Selective embolization of renal artery branches can be achieved by using microcatheters
inserted coaxially over a guidewire.[16] The embolization material should be chosen based on the patient's vascular anatomy
and the specific clinical indication or pathologic process necessitating the procedure.
Resorbable materials, coils, inert particles, and sclerosants (liquids) can be used,
depending on the clinical indication and vascular structure to be occluded.[16]
[17] Many case series and reports have shown that coil embolization is an effective method
for treating renal pseudoaneurysms following different cause with high success rates.[7]
[10]
[19]
[24]
[25]
[26]
[27] The general goal is to occlude the branch with hemorrhagic extravasation while sparing
surrounding branches to limit parenchymal damage.
However, embolization for the management of RAP appears to have some shortcomings
such as possible reflux of embolic material into the normal proximal vessel if the
distal branch has not been selectively cannulated and the risk of more generalized
ischemia resulting from thrombosis of a main feeding branch.[7]
[16]
[17] To overcome these limitations, treatment with covered stent grafts on RAP located
in branches of visceral arteries has been suggested.[14] In selected cases, the use of ultrasound-guided thrombin injection into an extracapsular
pseudoaneurysm following renal allograft biopsy can also be considered a treatment
option.[28]
Conclusion
In conclusion, we herein showed a case of a 28-year-old woman with spontaneous asymptomatic
segmental RAP diagnosed incidentally during routine USG of the abdomen, which was
later confirmed with CT renal angiography and DSA of the renal artery. RAP was treated
with percutaneous selective coil angioembolization of the posterior segmental renal
artery, and follow-up imaging showed successful resolution without evidence of complications.
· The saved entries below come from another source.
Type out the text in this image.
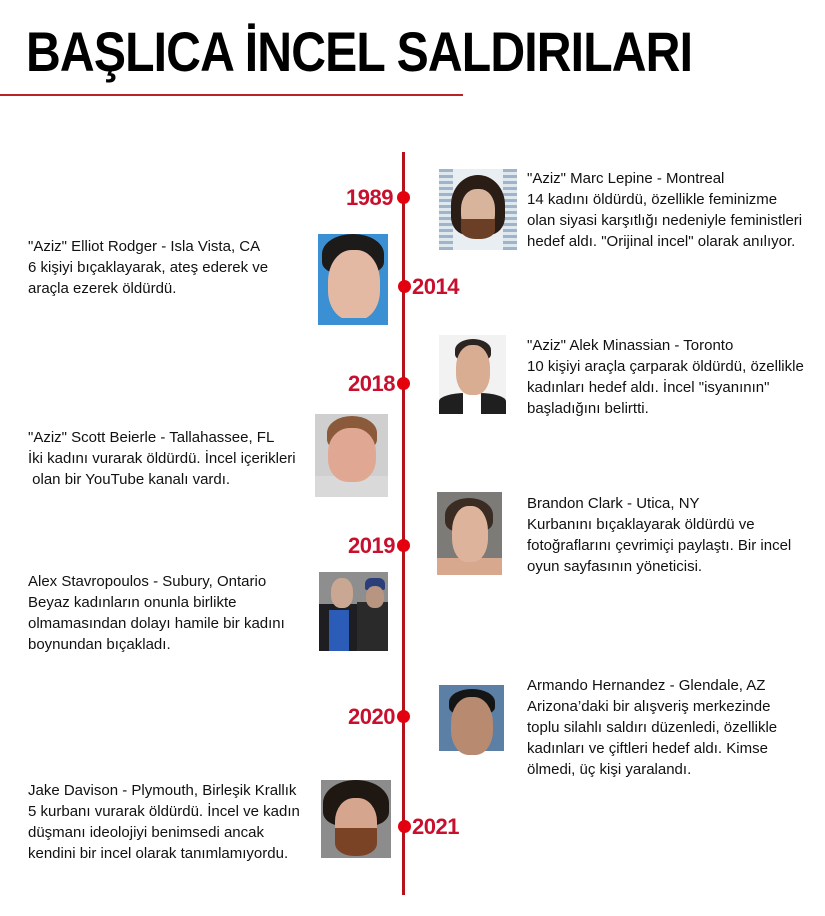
BAŞLICA İNCEL SALDIRILARI
1989
2014
2018
2019
2020
2021
"Aziz" Marc Lepine - Montreal
14 kadını öldürdü, özellikle feminizme
olan siyasi karşıtlığı nedeniyle feministleri
hedef aldı. "Orijinal incel" olarak anılıyor.
"Aziz" Elliot Rodger - Isla Vista, CA
6 kişiyi bıçaklayarak, ateş ederek ve
araçla ezerek öldürdü.
"Aziz" Alek Minassian - Toronto
10 kişiyi araçla çarparak öldürdü, özellikle
kadınları hedef aldı. İncel "isyanının"
başladığını belirtti.
"Aziz" Scott Beierle - Tallahassee, FL
İki kadını vurarak öldürdü. İncel içerikleri
olan bir YouTube kanalı vardı.
Brandon Clark - Utica, NY
Kurbanını bıçaklayarak öldürdü ve
fotoğraflarını çevrimiçi paylaştı. Bir incel
oyun sayfasının yöneticisi.
Alex Stavropoulos - Subury, Ontario
Beyaz kadınların onunla birlikte
olmamasından dolayı hamile bir kadını
boynundan bıçakladı.
Armando Hernandez - Glendale, AZ
Arizona’daki bir alışveriş merkezinde
toplu silahlı saldırı düzenledi, özellikle
kadınları ve çiftleri hedef aldı. Kimse
ölmedi, üç kişi yaralandı.
Jake Davison - Plymouth, Birleşik Krallık
5 kurbanı vurarak öldürdü. İncel ve kadın
düşmanı ideolojiyi benimsedi ancak
kendini bir incel olarak tanımlamıyordu.
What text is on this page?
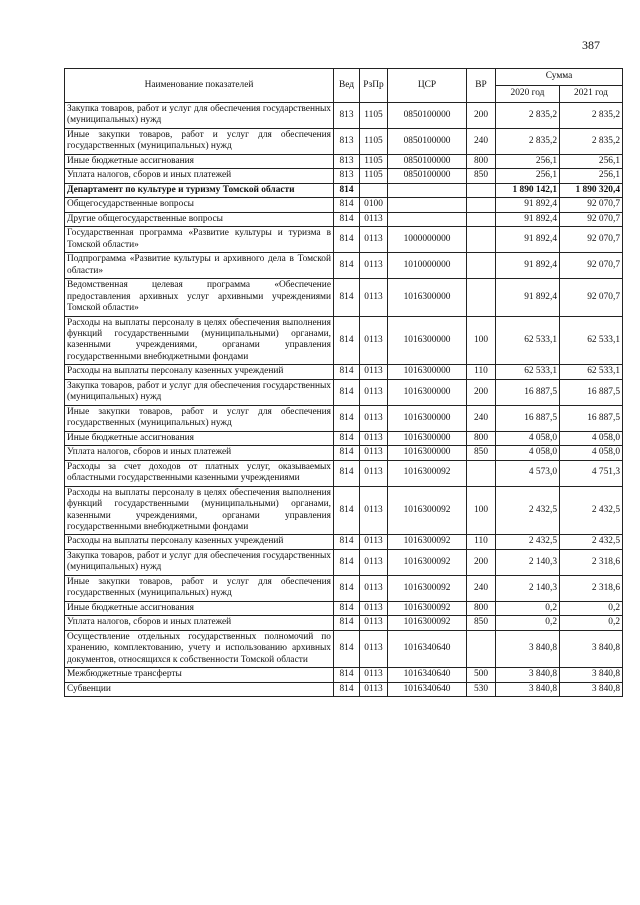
387
Наименование показателей	Вед	РзПр	ЦСР	ВР	Сумма	
					2020 год	2021 год
Закупка товаров, работ и услуг для обеспечения государственных (муниципальных) нужд	813	1105	0850100000	200	2 835,2	2 835,2
Иные закупки товаров, работ и услуг для обеспечения государственных (муниципальных) нужд	813	1105	0850100000	240	2 835,2	2 835,2
Иные бюджетные ассигнования	813	1105	0850100000	800	256,1	256,1
Уплата налогов, сборов и иных платежей	813	1105	0850100000	850	256,1	256,1
Департамент по культуре и туризму Томской области	814				1 890 142,1	1 890 320,4
Общегосударственные вопросы	814	0100			91 892,4	92 070,7
Другие общегосударственные вопросы	814	0113			91 892,4	92 070,7
Государственная программа «Развитие культуры и туризма в Томской области»	814	0113	1000000000		91 892,4	92 070,7
Подпрограмма «Развитие культуры и архивного дела в Томской области»	814	0113	1010000000		91 892,4	92 070,7
Ведомственная целевая программа «Обеспечение предоставления архивных услуг архивными учреждениями Томской области»	814	0113	1016300000		91 892,4	92 070,7
Расходы на выплаты персоналу в целях обеспечения выполнения функций государственными (муниципальными) органами, казенными учреждениями, органами управления государственными внебюджетными фондами	814	0113	1016300000	100	62 533,1	62 533,1
Расходы на выплаты персоналу казенных учреждений	814	0113	1016300000	110	62 533,1	62 533,1
Закупка товаров, работ и услуг для обеспечения государственных (муниципальных) нужд	814	0113	1016300000	200	16 887,5	16 887,5
Иные закупки товаров, работ и услуг для обеспечения государственных (муниципальных) нужд	814	0113	1016300000	240	16 887,5	16 887,5
Иные бюджетные ассигнования	814	0113	1016300000	800	4 058,0	4 058,0
Уплата налогов, сборов и иных платежей	814	0113	1016300000	850	4 058,0	4 058,0
Расходы за счет доходов от платных услуг, оказываемых областными государственными казенными учреждениями	814	0113	1016300092		4 573,0	4 751,3
Расходы на выплаты персоналу в целях обеспечения выполнения функций государственными (муниципальными) органами, казенными учреждениями, органами управления государственными внебюджетными фондами	814	0113	1016300092	100	2 432,5	2 432,5
Расходы на выплаты персоналу казенных учреждений	814	0113	1016300092	110	2 432,5	2 432,5
Закупка товаров, работ и услуг для обеспечения государственных (муниципальных) нужд	814	0113	1016300092	200	2 140,3	2 318,6
Иные закупки товаров, работ и услуг для обеспечения государственных (муниципальных) нужд	814	0113	1016300092	240	2 140,3	2 318,6
Иные бюджетные ассигнования	814	0113	1016300092	800	0,2	0,2
Уплата налогов, сборов и иных платежей	814	0113	1016300092	850	0,2	0,2
Осуществление отдельных государственных полномочий по хранению, комплектованию, учету и использованию архивных документов, относящихся к собственности Томской области	814	0113	1016340640		3 840,8	3 840,8
Межбюджетные трансферты	814	0113	1016340640	500	3 840,8	3 840,8
Субвенции	814	0113	1016340640	530	3 840,8	3 840,8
Clinicians and radiologist need to bear in mind that even without history of major
renal trauma or surgery, renal pseudoaneurysm can occur in asymptomatic individuals.
Renal artery embolization is a minimally invasive technique for the diagnosis and
management of RAPs. Unlike other imaging modalities, such as CT and USG, angiography
not only demonstrates the anatomic location of pseudoaneurysms, but also allows the
interventional radiologist to quickly and effectively treat this potentially life-threatening
complication. Our cases demonstrate the efficacy of this technique.